Web Scraping in Practice: Puppeteer, Stealth, Proxies, and Cheerio
From basic HTML fetching to full headless browser automation with stealth plugins and rotating proxies-a practical guide to gathering data from the web without getting blocked.
Web scraping is one of those skills that sounds simple until you run it against a real site. A site returns HTML in your browser but sends a CAPTCHA to your script. Your IP gets blocked after 50 requests. The data you want is loaded by JavaScript after the page renders, so your plain HTTP fetch gets nothing useful.
I have scraped a lot of sites for a lot of reasons: building datasets, monitoring price changes, archiving content, feeding data pipelines.
The simplest case: fetch and parse
If a site serves its content as static HTML, you do not need a browser. Fetch the page and parse it.
import * as cheerio from 'cheerio'
const res = await fetch('https://example.com/products')
const html = await res.text()
const $ = cheerio.load(html)
const titles: string[] = []
$('.product-title').each((_, el) => {
titles.push($(el).text().trim())
})
Cheerio gives you a jQuery-like API for HTML. Fast, lightweight, no browser involved. This is the right starting point-only escalate to a headless browser when you need to.
When you need JavaScript execution: Puppeteer
Modern sites render content in the browser using JavaScript. The HTML you fetch directly is often just a skeleton with no data in it. A headless browser actually runs the JavaScript and gives you what a user would see.
Puppeteer controls a headless Chrome instance programmatically.
import puppeteer from 'puppeteer'
const browser = await puppeteer.launch({ headless: true })
const page = await browser.newPage()
await page.goto('https://example.com', { waitUntil: 'networkidle2' })

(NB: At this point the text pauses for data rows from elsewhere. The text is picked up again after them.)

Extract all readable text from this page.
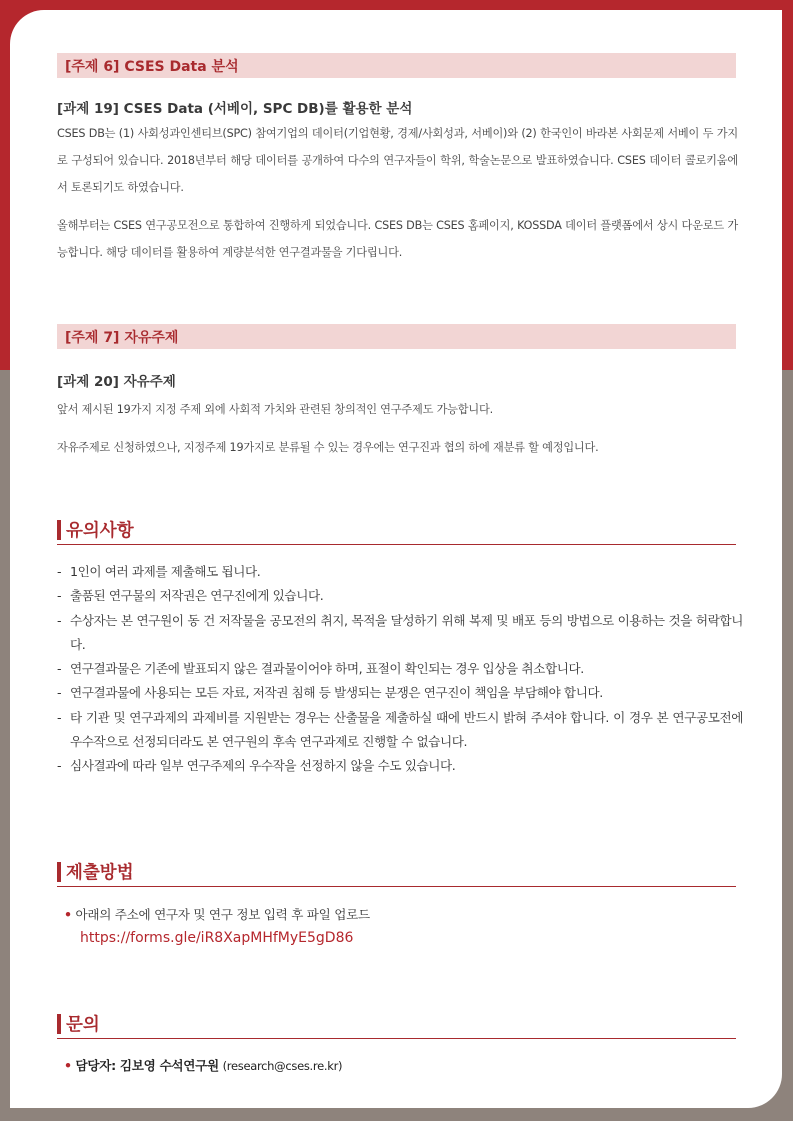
[주제 6] CSES Data 분석
[과제 19] CSES Data (서베이, SPC DB)를 활용한 분석
CSES DB는 (1) 사회성과인센티브(SPC) 참여기업의 데이터(기업현황, 경제/사회성과, 서베이)와 (2) 한국인이 바라본 사회문제 서베이 두 가지로 구성되어 있습니다. 2018년부터 해당 데이터를 공개하여 다수의 연구자들이 학위, 학술논문으로 발표하였습니다. CSES 데이터 콜로키움에서 토론되기도 하였습니다.
올해부터는 CSES 연구공모전으로 통합하여 진행하게 되었습니다. CSES DB는 CSES 홈페이지, KOSSDA 데이터 플랫폼에서 상시 다운로드 가능합니다. 해당 데이터를 활용하여 계량분석한 연구결과물을 기다립니다.
[주제 7] 자유주제
[과제 20] 자유주제
앞서 제시된 19가지 지정 주제 외에 사회적 가치와 관련된 창의적인 연구주제도 가능합니다.
자유주제로 신청하였으나, 지정주제 19가지로 분류될 수 있는 경우에는 연구진과 협의 하에 재분류 할 예정입니다.
유의사항
- 1인이 여러 과제를 제출해도 됩니다.
- 출품된 연구물의 저작권은 연구진에게 있습니다.
- 수상자는 본 연구원이 동 건 저작물을 공모전의 취지, 목적을 달성하기 위해 복제 및 배포 등의 방법으로 이용하는 것을 허락합니다.
- 연구결과물은 기존에 발표되지 않은 결과물이어야 하며, 표절이 확인되는 경우 입상을 취소합니다.
- 연구결과물에 사용되는 모든 자료, 저작권 침해 등 발생되는 분쟁은 연구진이 책임을 부담해야 합니다.
- 타 기관 및 연구과제의 과제비를 지원받는 경우는 산출물을 제출하실 때에 반드시 밝혀 주셔야 합니다. 이 경우 본 연구공모전에 우수작으로 선정되더라도 본 연구원의 후속 연구과제로 진행할 수 없습니다.
- 심사결과에 따라 일부 연구주제의 우수작을 선정하지 않을 수도 있습니다.
제출방법
• 아래의 주소에 연구자 및 연구 정보 입력 후 파일 업로드
https://forms.gle/iR8XapMHfMyE5gD86
문의
• 담당자: 김보영 수석연구원 (research@cses.re.kr)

await page.waitForSelector('.product-list')
const items = await page.evaluate(() => {
return Array.from(document.querySelectorAll('.product-title'))

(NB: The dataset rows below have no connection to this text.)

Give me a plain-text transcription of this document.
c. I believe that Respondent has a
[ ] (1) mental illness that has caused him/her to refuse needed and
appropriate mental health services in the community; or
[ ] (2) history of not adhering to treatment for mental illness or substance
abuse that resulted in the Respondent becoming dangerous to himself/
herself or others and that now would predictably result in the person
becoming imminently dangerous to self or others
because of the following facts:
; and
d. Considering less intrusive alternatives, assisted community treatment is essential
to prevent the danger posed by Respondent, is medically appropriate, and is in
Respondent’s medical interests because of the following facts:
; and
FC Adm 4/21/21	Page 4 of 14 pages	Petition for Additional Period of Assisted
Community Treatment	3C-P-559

.map(el => el.textContent?.trim())
})
await browser.close()
waitUntil: 'networkidle2' waits until the page has made no network requests for at least 500ms-usually enough for JavaScript to finish loading content.
Playwright is the modern alternative-better cross-browser support and a cleaner API. For new projects it is probably the better default now.

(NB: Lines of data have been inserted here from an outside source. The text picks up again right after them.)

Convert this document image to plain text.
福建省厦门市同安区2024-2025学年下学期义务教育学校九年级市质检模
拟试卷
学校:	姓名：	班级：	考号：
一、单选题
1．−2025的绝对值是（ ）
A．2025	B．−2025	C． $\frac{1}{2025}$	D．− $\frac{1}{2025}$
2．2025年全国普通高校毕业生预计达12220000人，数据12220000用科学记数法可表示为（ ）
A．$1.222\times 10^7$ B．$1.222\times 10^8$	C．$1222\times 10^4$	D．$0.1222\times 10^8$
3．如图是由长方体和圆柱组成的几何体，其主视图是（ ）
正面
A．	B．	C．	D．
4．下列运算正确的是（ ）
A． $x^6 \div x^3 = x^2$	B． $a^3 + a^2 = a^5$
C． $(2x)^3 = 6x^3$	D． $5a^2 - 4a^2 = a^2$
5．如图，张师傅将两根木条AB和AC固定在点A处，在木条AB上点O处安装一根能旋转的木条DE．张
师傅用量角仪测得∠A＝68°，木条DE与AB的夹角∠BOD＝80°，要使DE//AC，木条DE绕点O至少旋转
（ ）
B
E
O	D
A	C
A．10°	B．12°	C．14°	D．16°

Getting blocked: why it happens
Sites detect scrapers through several signals:
- Missing browser fingerprints: a real browser sends dozens of headers and JavaScript APIs that a basic script does not. Sites check for things like
navigator.webdriver, canvas fingerprints, and WebGL support. - Request patterns: 100 requests in 10 seconds from one IP is not human behavior.
- Missing cookies and session state: humans accumulate cookies across a session; scripts often start fresh every time.
Stealth mode
puppeteer-extra is a wrapper that adds plugin support. The stealth plugin patches the headless Chrome instance to remove the signals that anti-bot systems look for.
import puppeteer from 'puppeteer-extra'
import StealthPlugin from 'puppeteer-extra-plugin-stealth'
puppeteer.use(StealthPlugin())
const browser = await puppeteer.launch({ headless: true })
That single addition bypasses most basic bot detection. The stealth plugin patches navigator.webdriver, randomizes canvas fingerprints, mimics realistic plugin lists, and removes other tells.
Proxies and IP rotation
Even with stealth, scraping at scale from a single IP triggers rate limits. The fix is rotating through different IP addresses.
const proxies = [
'http://proxy1.example.com:8080',
'http://proxy2.example.com:8080',
'http://proxy3.example.com:8080',
]
const proxy = proxies[Math.floor(Math.random() * proxies.length)]
const browser = await puppeteer.launch({
args: [`--proxy-server=${proxy}`],
})
Proxy types matter:
| Type | Speed | Anonymity | Cost |
|---|---|---|---|
| Datacenter proxies | Fast | Low - easily detected | Cheap |
| Residential proxies | Medium | High - real ISP IPs | Expensive |
| Rotating residential | Medium | High | Most expensive |
For most scraping, rotating residential proxies are worth the cost because datacenter IPs are blocked by default on many sites.
Handling rate limits gracefully
Randomize your delays. A human does not click links at exactly 1-second intervals.
const sleep = (ms: number) => new Promise(r => setTimeout(r, ms))
for (const url of urls) {
await page.goto(url)
// random delay between 2 and 6 seconds
await sleep(2000 + Math.random() * 4000)
}
Also handle errors gracefully and retry with backoff rather than crashing the whole run when one request fails.
CORS is not a scraping blocker
CORS is enforced by browsers, not servers. When you make a request from a server-side script, the server returns whatever it returns-CORS headers only stop browsers from reading cross-origin responses in client-side JavaScript. Your scraper is not a browser making cross-origin requests from a webpage. CORS is irrelevant.
Legal and ethical notes
The technical ability to scrape a site does not mean you are authorized to do it. Check the site’s robots.txt, terms of service, and applicable laws. Many sites explicitly prohibit scraping. Others provide official APIs for data access-use those when they exist.
For building internal datasets, archiving, research, and price monitoring of publicly visible data, scraping is generally a solved problem. For anything involving authentication or user data, be much more careful.
What I reach for
For static HTML: Cheerio + fetch. For JavaScript-rendered pages: Playwright or Puppeteer with the stealth plugin. For scale: rotating residential proxies, random delays, retry with backoff.
The difference between scraping that works and scraping that keeps breaking is mostly just respecting the rate limits of whatever you are pulling from.